Kicka miała testy na Strasznych Dużych. Czyli gości w domu. Generalnie wynik testu pokazał, że kota się boi.
Na pewno nie nadaje się dla osób krzykliwych, o piskliwym głosie. Wpadła do nas po klatkę łapkę była wspólniczka do tejże, oczywiście musiała zobaczyć koty. Uroda Wiewióry wzbudziła entuzjazm, niestety wyłącznie jednostronny.

Dzicz wcisnęła się pod umywalkę i syczała przy próbie dotknięcia. Zastanawiałam się, czy walnie, ale nie walnęła.
Potem zaglądał do niej nasz znajomy, podwójnie zakocony (chociaż ja to sama nie wiem, czy można go nazwać kociarzem). Kota siedziała we wnęce nad wanną i wytrzeszczała oczyska, wyraźnie przestraszona. Nie kontynuowaliśmy testu wobec powyższego.

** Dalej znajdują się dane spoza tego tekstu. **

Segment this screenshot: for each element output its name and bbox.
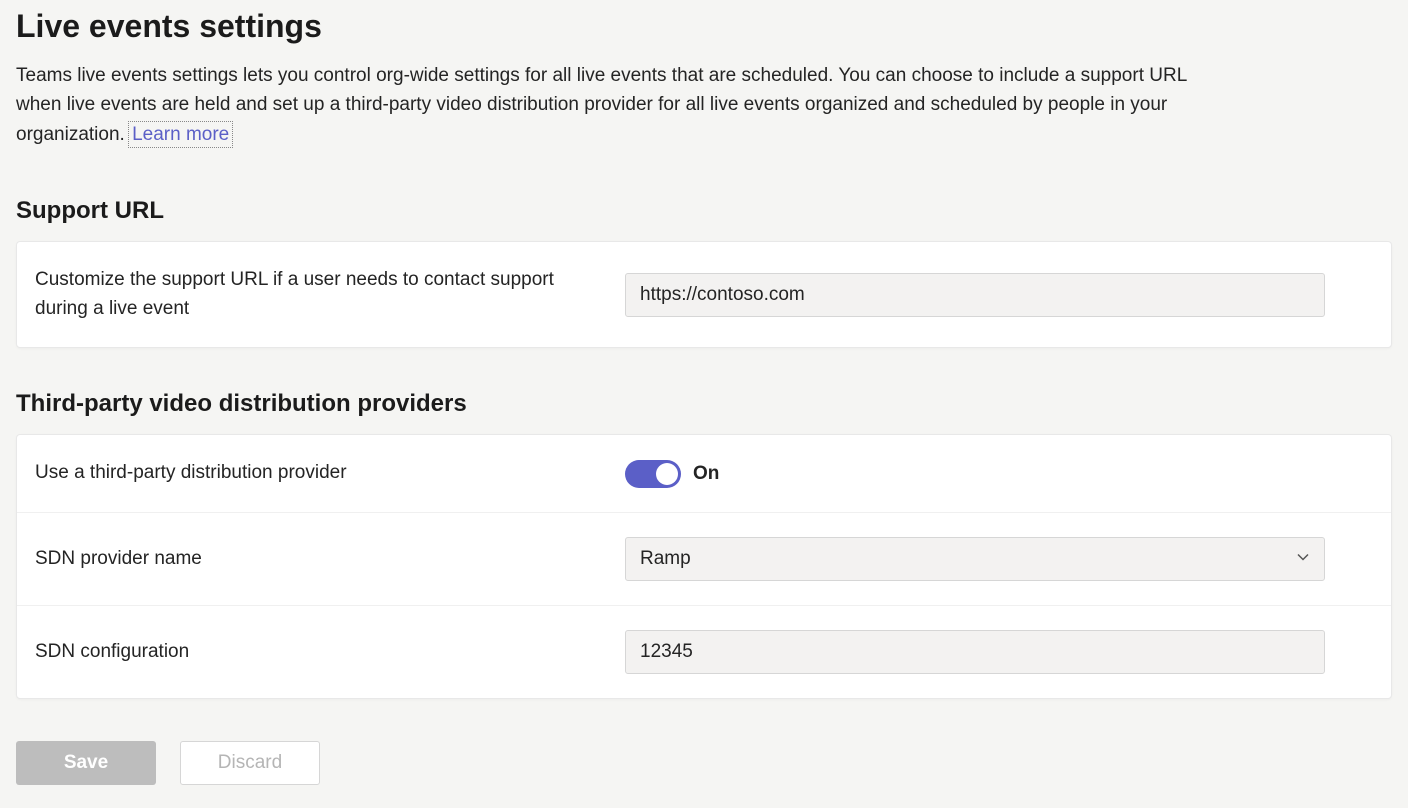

Za to po wyjeździe gości kita zaliczyła kilka wycieczek na dom, zakończonych dobrowolnym powrotem do łazienki. Przed nami oddalała się z godnością, ale bez paniki. Ostatni powrót był jakiś taki mniej chętny, bo ciekawe rzeczy, Blenderek zapraszał do zabawy i inne takie....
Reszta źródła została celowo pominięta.